Membership Inference Attack (MIA) identifies whether a record exists in a machine learning model's training set by querying the model. MIAs on the classic classification models have been well-studied, and recent works have started to explore how to transplant MIA onto generative models. Our investigation indicates that existing MIAs designed for generative models mainly depend on the overfitting in target models. However, overfitting can be avoided by employing various regularization techniques, whereas existing MIAs demonstrate poor performance in practice. Unlike overfitting, memorization is essential for deep learning models to attain optimal performance, making it a more prevalent phenomenon. Memorization in generative models leads to an increasing trend in the probability distribution of generating records around the member record. Therefore, we propose a Probabilistic Fluctuation Assessing Membership Inference Attack (PFAMI), a black-box MIA that infers memberships by detecting these trends via analyzing the overall probabilistic fluctuations around given records. We conduct extensive experiments across multiple generative models and datasets, which demonstrate PFAMI can improve the attack success rate (ASR) by about 27.9% when compared with the best baseline.

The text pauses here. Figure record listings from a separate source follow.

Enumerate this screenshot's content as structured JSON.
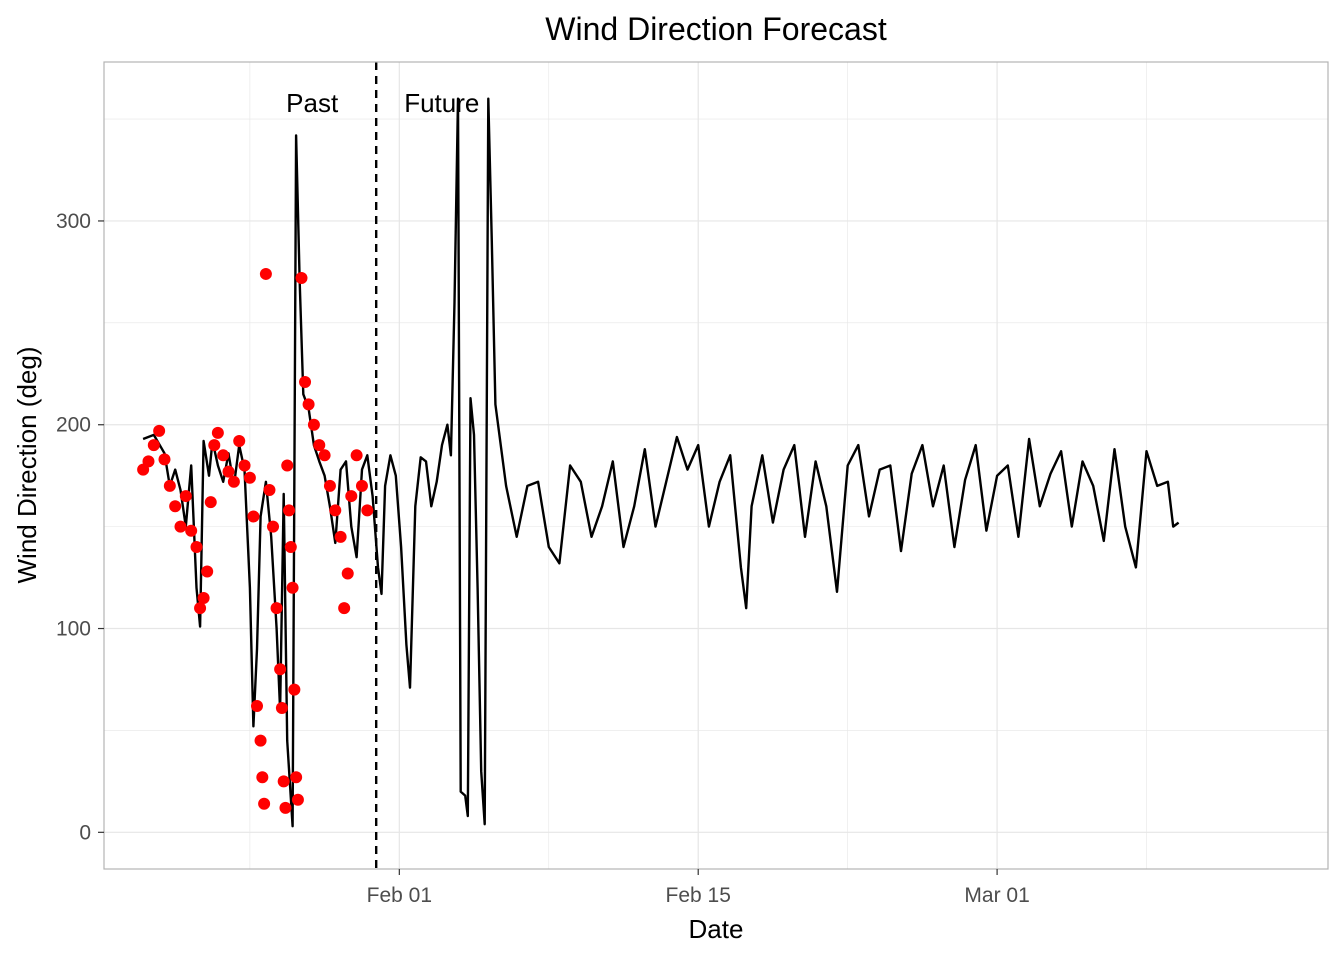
{
  "chart_data": {
    "type": "line",
    "title": "Wind Direction Forecast",
    "xlabel": "Date",
    "ylabel": "Wind Direction (deg)",
    "x_ticks": [
      "Feb 01",
      "Feb 15",
      "Mar 01"
    ],
    "y_ticks": [
      0,
      100,
      200,
      300
    ],
    "xlim": [
      "2024-01-18T04:00",
      "2024-03-15T12:00"
    ],
    "ylim": [
      -18,
      378
    ],
    "grid": true,
    "split_date": "2024-01-30T22:00",
    "annotations": [
      "Past",
      "Future"
    ],
    "colors": {
      "line": "#000000",
      "observed": "#ff0000",
      "grid": "#e6e6e6",
      "panel_border": "#b3b3b3"
    },
    "series": [
      {
        "kind": "line",
        "points": [
          [
            "2024-01-20T00:00",
            193
          ],
          [
            "2024-01-20T12:00",
            195
          ],
          [
            "2024-01-21T00:00",
            186
          ],
          [
            "2024-01-21T06:00",
            170
          ],
          [
            "2024-01-21T12:00",
            178
          ],
          [
            "2024-01-21T18:00",
            168
          ],
          [
            "2024-01-22T00:00",
            150
          ],
          [
            "2024-01-22T06:00",
            180
          ],
          [
            "2024-01-22T12:00",
            120
          ],
          [
            "2024-01-22T16:00",
            101
          ],
          [
            "2024-01-22T20:00",
            192
          ],
          [
            "2024-01-23T02:00",
            175
          ],
          [
            "2024-01-23T06:00",
            192
          ],
          [
            "2024-01-23T12:00",
            180
          ],
          [
            "2024-01-23T18:00",
            172
          ],
          [
            "2024-01-24T00:00",
            186
          ],
          [
            "2024-01-24T06:00",
            170
          ],
          [
            "2024-01-24T12:00",
            190
          ],
          [
            "2024-01-24T18:00",
            178
          ],
          [
            "2024-01-25T00:00",
            120
          ],
          [
            "2024-01-25T04:00",
            52
          ],
          [
            "2024-01-25T08:00",
            90
          ],
          [
            "2024-01-25T12:00",
            155
          ],
          [
            "2024-01-25T18:00",
            172
          ],
          [
            "2024-01-26T00:00",
            145
          ],
          [
            "2024-01-26T06:00",
            100
          ],
          [
            "2024-01-26T10:00",
            60
          ],
          [
            "2024-01-26T14:00",
            166
          ],
          [
            "2024-01-26T18:00",
            45
          ],
          [
            "2024-01-27T00:00",
            3
          ],
          [
            "2024-01-27T04:00",
            342
          ],
          [
            "2024-01-27T08:00",
            270
          ],
          [
            "2024-01-27T12:00",
            215
          ],
          [
            "2024-01-27T18:00",
            208
          ],
          [
            "2024-01-28T00:00",
            190
          ],
          [
            "2024-01-28T06:00",
            182
          ],
          [
            "2024-01-28T12:00",
            175
          ],
          [
            "2024-01-28T18:00",
            160
          ],
          [
            "2024-01-29T00:00",
            142
          ],
          [
            "2024-01-29T06:00",
            178
          ],
          [
            "2024-01-29T12:00",
            182
          ],
          [
            "2024-01-29T18:00",
            150
          ],
          [
            "2024-01-30T00:00",
            135
          ],
          [
            "2024-01-30T06:00",
            178
          ],
          [
            "2024-01-30T12:00",
            185
          ],
          [
            "2024-01-30T18:00",
            165
          ],
          [
            "2024-01-31T00:00",
            130
          ],
          [
            "2024-01-31T04:00",
            117
          ],
          [
            "2024-01-31T08:00",
            170
          ],
          [
            "2024-01-31T14:00",
            185
          ],
          [
            "2024-01-31T20:00",
            175
          ],
          [
            "2024-02-01T02:00",
            140
          ],
          [
            "2024-02-01T08:00",
            92
          ],
          [
            "2024-02-01T12:00",
            71
          ],
          [
            "2024-02-01T18:00",
            160
          ],
          [
            "2024-02-02T00:00",
            184
          ],
          [
            "2024-02-02T06:00",
            182
          ],
          [
            "2024-02-02T12:00",
            160
          ],
          [
            "2024-02-02T18:00",
            172
          ],
          [
            "2024-02-03T00:00",
            190
          ],
          [
            "2024-02-03T06:00",
            200
          ],
          [
            "2024-02-03T10:00",
            185
          ],
          [
            "2024-02-03T14:00",
            260
          ],
          [
            "2024-02-03T18:00",
            360
          ],
          [
            "2024-02-03T21:00",
            20
          ],
          [
            "2024-02-04T02:00",
            18
          ],
          [
            "2024-02-04T05:00",
            8
          ],
          [
            "2024-02-04T08:00",
            213
          ],
          [
            "2024-02-04T12:00",
            195
          ],
          [
            "2024-02-04T16:00",
            120
          ],
          [
            "2024-02-04T20:00",
            30
          ],
          [
            "2024-02-05T00:00",
            4
          ],
          [
            "2024-02-05T04:00",
            360
          ],
          [
            "2024-02-05T08:00",
            290
          ],
          [
            "2024-02-05T12:00",
            210
          ],
          [
            "2024-02-06T00:00",
            170
          ],
          [
            "2024-02-06T12:00",
            145
          ],
          [
            "2024-02-07T00:00",
            170
          ],
          [
            "2024-02-07T12:00",
            172
          ],
          [
            "2024-02-08T00:00",
            140
          ],
          [
            "2024-02-08T12:00",
            132
          ],
          [
            "2024-02-09T00:00",
            180
          ],
          [
            "2024-02-09T12:00",
            172
          ],
          [
            "2024-02-10T00:00",
            145
          ],
          [
            "2024-02-10T12:00",
            160
          ],
          [
            "2024-02-11T00:00",
            182
          ],
          [
            "2024-02-11T12:00",
            140
          ],
          [
            "2024-02-12T00:00",
            160
          ],
          [
            "2024-02-12T12:00",
            188
          ],
          [
            "2024-02-13T00:00",
            150
          ],
          [
            "2024-02-13T12:00",
            172
          ],
          [
            "2024-02-14T00:00",
            194
          ],
          [
            "2024-02-14T12:00",
            178
          ],
          [
            "2024-02-15T00:00",
            190
          ],
          [
            "2024-02-15T12:00",
            150
          ],
          [
            "2024-02-16T00:00",
            172
          ],
          [
            "2024-02-16T12:00",
            185
          ],
          [
            "2024-02-17T00:00",
            130
          ],
          [
            "2024-02-17T06:00",
            110
          ],
          [
            "2024-02-17T12:00",
            160
          ],
          [
            "2024-02-18T00:00",
            185
          ],
          [
            "2024-02-18T12:00",
            152
          ],
          [
            "2024-02-19T00:00",
            178
          ],
          [
            "2024-02-19T12:00",
            190
          ],
          [
            "2024-02-20T00:00",
            145
          ],
          [
            "2024-02-20T12:00",
            182
          ],
          [
            "2024-02-21T00:00",
            160
          ],
          [
            "2024-02-21T12:00",
            118
          ],
          [
            "2024-02-22T00:00",
            180
          ],
          [
            "2024-02-22T12:00",
            190
          ],
          [
            "2024-02-23T00:00",
            155
          ],
          [
            "2024-02-23T12:00",
            178
          ],
          [
            "2024-02-24T00:00",
            180
          ],
          [
            "2024-02-24T12:00",
            138
          ],
          [
            "2024-02-25T00:00",
            176
          ],
          [
            "2024-02-25T12:00",
            190
          ],
          [
            "2024-02-26T00:00",
            160
          ],
          [
            "2024-02-26T12:00",
            180
          ],
          [
            "2024-02-27T00:00",
            140
          ],
          [
            "2024-02-27T12:00",
            173
          ],
          [
            "2024-02-28T00:00",
            190
          ],
          [
            "2024-02-28T12:00",
            148
          ],
          [
            "2024-02-29T00:00",
            175
          ],
          [
            "2024-02-29T12:00",
            180
          ],
          [
            "2024-03-01T00:00",
            145
          ],
          [
            "2024-03-01T12:00",
            193
          ],
          [
            "2024-03-02T00:00",
            160
          ],
          [
            "2024-03-02T12:00",
            176
          ],
          [
            "2024-03-03T00:00",
            187
          ],
          [
            "2024-03-03T12:00",
            150
          ],
          [
            "2024-03-04T00:00",
            182
          ],
          [
            "2024-03-04T12:00",
            170
          ],
          [
            "2024-03-05T00:00",
            143
          ],
          [
            "2024-03-05T12:00",
            188
          ],
          [
            "2024-03-06T00:00",
            150
          ],
          [
            "2024-03-06T12:00",
            130
          ],
          [
            "2024-03-07T00:00",
            187
          ],
          [
            "2024-03-07T12:00",
            170
          ],
          [
            "2024-03-08T00:00",
            172
          ],
          [
            "2024-03-08T06:00",
            150
          ],
          [
            "2024-03-08T12:00",
            152
          ]
        ]
      },
      {
        "kind": "points",
        "points": [
          [
            "2024-01-20T00:00",
            178
          ],
          [
            "2024-01-20T06:00",
            182
          ],
          [
            "2024-01-20T12:00",
            190
          ],
          [
            "2024-01-20T18:00",
            197
          ],
          [
            "2024-01-21T00:00",
            183
          ],
          [
            "2024-01-21T06:00",
            170
          ],
          [
            "2024-01-21T12:00",
            160
          ],
          [
            "2024-01-21T18:00",
            150
          ],
          [
            "2024-01-22T00:00",
            165
          ],
          [
            "2024-01-22T06:00",
            148
          ],
          [
            "2024-01-22T12:00",
            140
          ],
          [
            "2024-01-22T16:00",
            110
          ],
          [
            "2024-01-22T20:00",
            115
          ],
          [
            "2024-01-23T00:00",
            128
          ],
          [
            "2024-01-23T04:00",
            162
          ],
          [
            "2024-01-23T08:00",
            190
          ],
          [
            "2024-01-23T12:00",
            196
          ],
          [
            "2024-01-23T18:00",
            185
          ],
          [
            "2024-01-24T00:00",
            177
          ],
          [
            "2024-01-24T06:00",
            172
          ],
          [
            "2024-01-24T12:00",
            192
          ],
          [
            "2024-01-24T18:00",
            180
          ],
          [
            "2024-01-25T00:00",
            174
          ],
          [
            "2024-01-25T04:00",
            155
          ],
          [
            "2024-01-25T08:00",
            62
          ],
          [
            "2024-01-25T12:00",
            45
          ],
          [
            "2024-01-25T14:00",
            27
          ],
          [
            "2024-01-25T16:00",
            14
          ],
          [
            "2024-01-25T18:00",
            274
          ],
          [
            "2024-01-25T22:00",
            168
          ],
          [
            "2024-01-26T02:00",
            150
          ],
          [
            "2024-01-26T06:00",
            110
          ],
          [
            "2024-01-26T10:00",
            80
          ],
          [
            "2024-01-26T12:00",
            61
          ],
          [
            "2024-01-26T14:00",
            25
          ],
          [
            "2024-01-26T16:00",
            12
          ],
          [
            "2024-01-26T18:00",
            180
          ],
          [
            "2024-01-26T20:00",
            158
          ],
          [
            "2024-01-26T22:00",
            140
          ],
          [
            "2024-01-27T00:00",
            120
          ],
          [
            "2024-01-27T02:00",
            70
          ],
          [
            "2024-01-27T04:00",
            27
          ],
          [
            "2024-01-27T06:00",
            16
          ],
          [
            "2024-01-27T10:00",
            272
          ],
          [
            "2024-01-27T14:00",
            221
          ],
          [
            "2024-01-27T18:00",
            210
          ],
          [
            "2024-01-28T00:00",
            200
          ],
          [
            "2024-01-28T06:00",
            190
          ],
          [
            "2024-01-28T12:00",
            185
          ],
          [
            "2024-01-28T18:00",
            170
          ],
          [
            "2024-01-29T00:00",
            158
          ],
          [
            "2024-01-29T06:00",
            145
          ],
          [
            "2024-01-29T10:00",
            110
          ],
          [
            "2024-01-29T14:00",
            127
          ],
          [
            "2024-01-29T18:00",
            165
          ],
          [
            "2024-01-30T00:00",
            185
          ],
          [
            "2024-01-30T06:00",
            170
          ],
          [
            "2024-01-30T12:00",
            158
          ]
        ]
      }
    ]
  }
}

翻译：成员推断攻击（Membership Inference Attack, MIA）通过查询模型来判定某个记录是否存在于机器学习模型的训练集中。针对经典分类模型的MIA已被广泛研究，而近期工作开始探索如何将MIA移植至生成模型。我们的研究表明，现有针对生成模型的MIA主要依赖目标模型的过拟合现象。然而，过拟合可通过采用多种正则化技术加以避免，导致现有MIA在实际场景中表现欠佳。与过拟合不同，记忆化（memorization）是深度学习模型达到最优性能所必需的特性，使其成为更为普遍的现象。生成模型中的记忆化会导致成员记录周围的生成概率分布呈现递增趋势。基于此，我们提出基于概率波动评估的成员推断攻击（Probabilistic Fluctuation Assessing Membership Inference Attack, PFAMI），这是一种黑盒MIA方法，通过分析给定记录周围的整体概率波动来检测这些趋势，进而推断成员关系。我们在多种生成模型和数据集上进行了广泛实验，结果表明，与最优基线方法相比，PFAMI可将攻击成功率（Attack Success Rate, ASR）提升约27.9%。